SACQ is accredited by the South African Department of Higher Education
To access the latest edition of the South African Crime Quarterly, click here
To access the call for papers for the June 2017 special edition on environmental crimes, click here
SACQ goes digital
South African Crime Quarterly is migrating to an open access on-line management system. The journal has been selected by the Academy of Sciences of South Africa to participate in a pilot study to test the system which offers better control, management and metrics for the journal.
From now all submissions to the journal must be made through this system which will enable authors and reviewers to track the progress of their articles. Please register as a reader, author or reviewer on this site: http://journals.assaf.org.za/index.php/sacq
South African Crime Quarterly is an inter-disciplinary peer-reviewed journal that promotes professional discourse and the publication of research on the subjects of crime, criminal justice, crime prevention, and related matters including state and non-state responses to crime and violence. South Africa is the primary focus for the journal but articles on the above mentioned subjects that reflect research and analysis from other African countries are considered for publication, if they are of relevance to South Africa.
SACQ is an applied policy journal. Its audience includes policy makers, criminal justice practitioners and civil society researchers and analysts, including the academy. The purpose of the journal is to inform and influence policy making on violence prevention, crime reduction and criminal justice. Articles submitted to SACQ are double-blind peer-reviewed before publication.

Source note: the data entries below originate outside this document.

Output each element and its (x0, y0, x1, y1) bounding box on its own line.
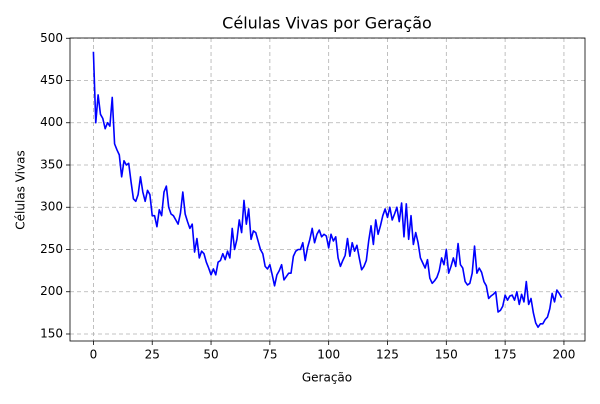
x-axis-label: Geração (302, 371, 352, 385)
x-tick-label: 75 (262, 348, 277, 362)
y-axis-label: Células Vivas (14, 150, 28, 229)
x-tick-label: 150 (435, 348, 458, 362)
y-tick-label: 500 (40, 31, 63, 45)
x-tick-label: 175 (494, 348, 517, 362)
y-tick-label: 300 (40, 200, 63, 214)
y-tick-label: 200 (40, 284, 63, 298)
y-tick-label: 350 (40, 157, 63, 171)
data-line (92, 51, 563, 329)
y-tick-label: 250 (40, 242, 63, 256)
x-tick-label: 100 (317, 348, 340, 362)
plot-frame (69, 37, 586, 342)
x-tick-label: 200 (552, 348, 575, 362)
y-tick-label: 150 (40, 326, 63, 340)
x-tick-label: 125 (376, 348, 399, 362)
y-tick-label: 450 (40, 73, 63, 87)
x-tick-label: 50 (203, 348, 218, 362)
x-tick-label: 25 (145, 348, 160, 362)
chart-title: Células Vivas por Geração (222, 14, 432, 33)
y-tick-label: 400 (40, 115, 63, 129)
x-tick-label: 0 (90, 348, 98, 362)
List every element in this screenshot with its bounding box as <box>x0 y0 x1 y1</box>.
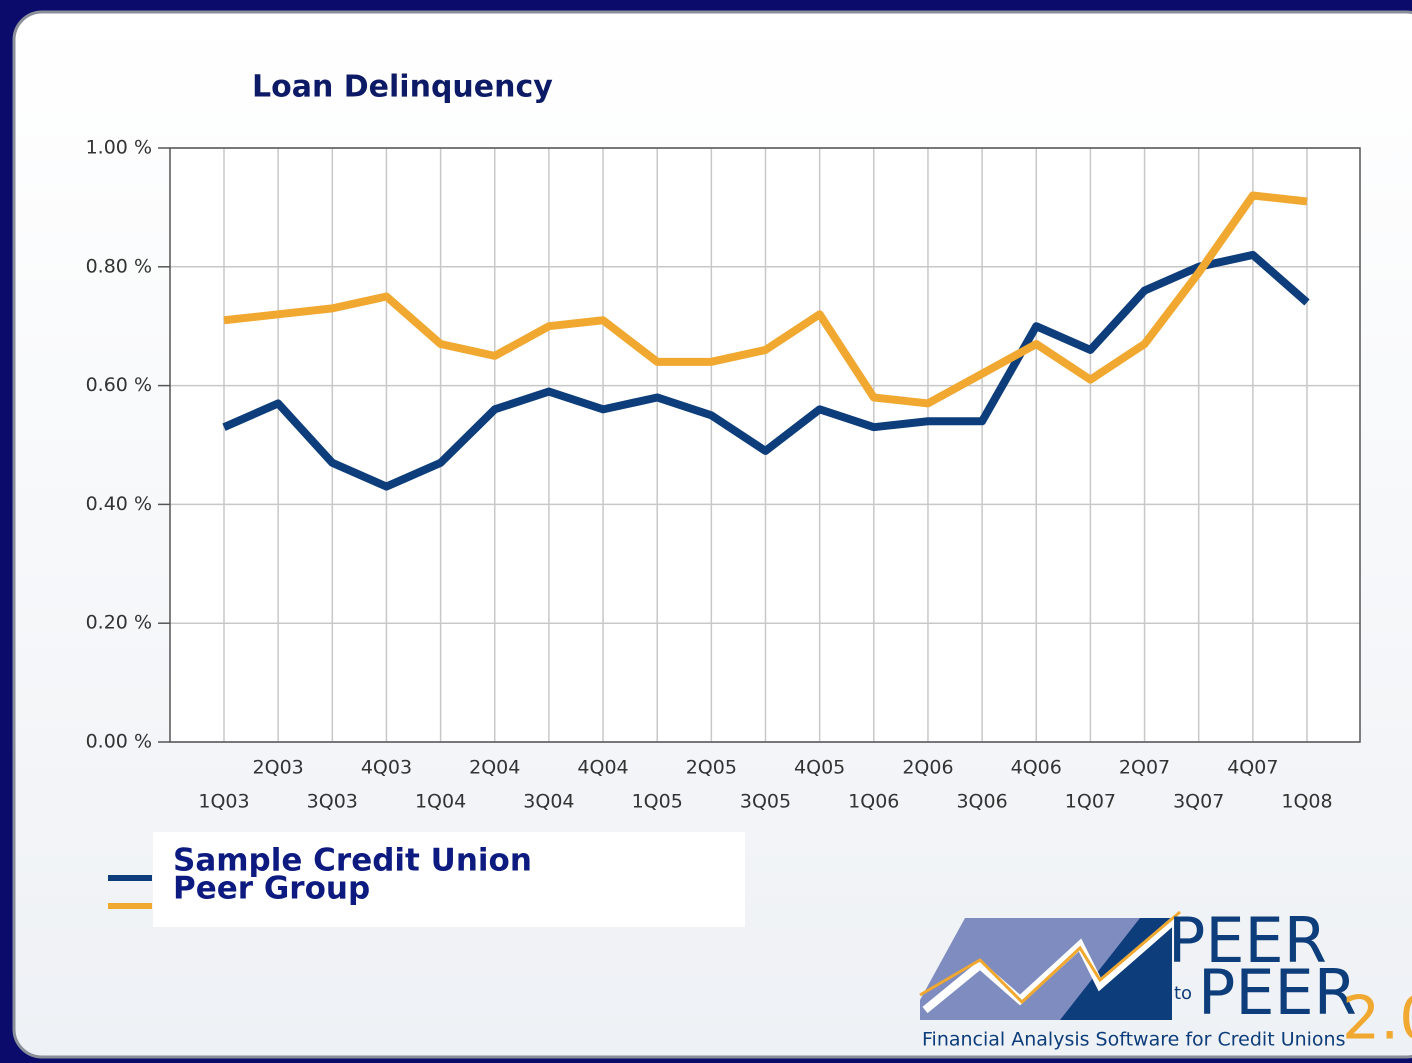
x-tick-label: 3Q04 <box>523 791 574 813</box>
legend-label: Peer Group <box>173 871 370 907</box>
legend-label: Sample Credit Union <box>173 843 532 879</box>
y-tick-label: 0.80 % <box>86 255 152 277</box>
y-tick-label: 1.00 % <box>86 137 152 159</box>
series-line <box>222 250 1310 491</box>
y-tick-label: 0.40 % <box>86 493 152 515</box>
x-tick-label: 4Q06 <box>1011 757 1062 779</box>
x-tick-label: 2Q04 <box>469 757 520 779</box>
x-tick-label: 3Q06 <box>956 791 1007 813</box>
x-tick-label: 2Q03 <box>253 757 304 779</box>
logo-text: 2.0 <box>1342 984 1412 1054</box>
x-tick-label: 3Q07 <box>1173 791 1224 813</box>
logo-line <box>922 911 1183 1014</box>
x-tick-label: 4Q04 <box>577 757 628 779</box>
legend <box>153 832 745 927</box>
logo-text: PEER <box>1198 956 1357 1029</box>
x-tick-label: 2Q06 <box>902 757 953 779</box>
logo-text: PEER <box>1168 904 1327 977</box>
series-line <box>223 191 1308 408</box>
x-tick-label: 4Q03 <box>361 757 412 779</box>
x-tick-label: 2Q07 <box>1119 757 1170 779</box>
logo-line <box>919 910 1181 1005</box>
x-tick-label: 3Q03 <box>307 791 358 813</box>
y-tick-label: 0.60 % <box>86 374 152 396</box>
plot-frame <box>169 147 1361 743</box>
x-tick-label: 4Q05 <box>794 757 845 779</box>
y-tick-label: 0.00 % <box>86 731 152 753</box>
x-tick-label: 1Q05 <box>632 791 683 813</box>
logo-text: to <box>1174 983 1192 1004</box>
logo-tagline: Financial Analysis Software for Credit U… <box>922 1029 1346 1051</box>
x-tick-label: 1Q08 <box>1281 791 1332 813</box>
x-tick-label: 3Q05 <box>740 791 791 813</box>
x-tick-label: 1Q06 <box>848 791 899 813</box>
x-tick-label: 4Q07 <box>1227 757 1278 779</box>
logo: PEER to PEER 2.0 Financial Analysis Soft… <box>919 904 1412 1054</box>
x-tick-label: 1Q07 <box>1065 791 1116 813</box>
y-tick-label: 0.20 % <box>86 612 152 634</box>
x-tick-label: 1Q03 <box>198 791 249 813</box>
chart-title: Loan Delinquency <box>252 70 553 105</box>
x-tick-label: 1Q04 <box>415 791 466 813</box>
x-tick-label: 2Q05 <box>686 757 737 779</box>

From time to time SACQ publishes themed editions. Please approach the editor with suggestions. Calls for submissions for themed editions will be published on the ISS website.
- SACQ Style Guide download (PDF)
- SACQ Guidelines for authors download (PDF)
- SACQ Guidelines for case notes download (PDF)
- SACQ Editorial Board download (PDF)
- SACQ Racial classifications policy download (PDF)
If you would like to contribute a letter or an article to SACQ please contact the editor, Chandré Gould at email@example.com
SACQ is pleased to announce the appointment of the following sub editors. The sub editors will join the editorial team as volunteers and will help ensure that SACQ provides high quality articles.
Andrew Faull completed his doctorate at the University of Oxford's Centre for Criminology. His thesis explored the question; Who do South African police officers think they are and how does this shape police practice. Previously Andrew was a senior researcher at the Institute for Security Studies (ISS), where his work focused on integrity management and police oversight in South Africa's police services. Andrew has written about police professionalism in South Africa and worked with the African Policing Civilian Oversight Forum (APCOF) to review and develop monitoring and evaluation indicators for the Independent Police Investigative Directorate (IPID). He was also an expert witness for the Khayelitsha Commission.
Camilla Pickles completed her LLD at the University of Pretoria, where she also obtained her LLB and research LLM (Public Law). Her research focuses on addressing pregnancy and birth-related concerns in through the application of criminal, medical, status and human rights law. Currently, she serves as a law research clerk at the Constitutional Court of South Africa. She has held junior academic posts and occasionally assisted the South African Law Society and as a researcher. Camilla’s research has been presented at conferences and published in academic journals at both national and international level.
Jane Kelly is a PhD in psychology student at the University of Cape Town and has her masters in psychological research. Under the supervision of Associate Professor Catherine Ward, her PhD study focuses on gang joining and desistance from the perspective of former gang members. She also works as a psychology tutor at UCT and as a research assistant for the DST-NRF Centre of Excellence Adolescent Well-being Research Group. Her research interests include substance abuse, alcohol use during pregnancy, criminality and gang involvement.
Khalil Goga currently serves as an analyst at the Nelson Mandela Foundation in Johannesburg. Prior to his he was a researcher in the ISS Transnational Threats and International Crime Division. He has been researching organised crime in Africa since 2009. He previously lectured at the University of KwaZulu-Natal, from where he received both his undergraduate and master’s degrees.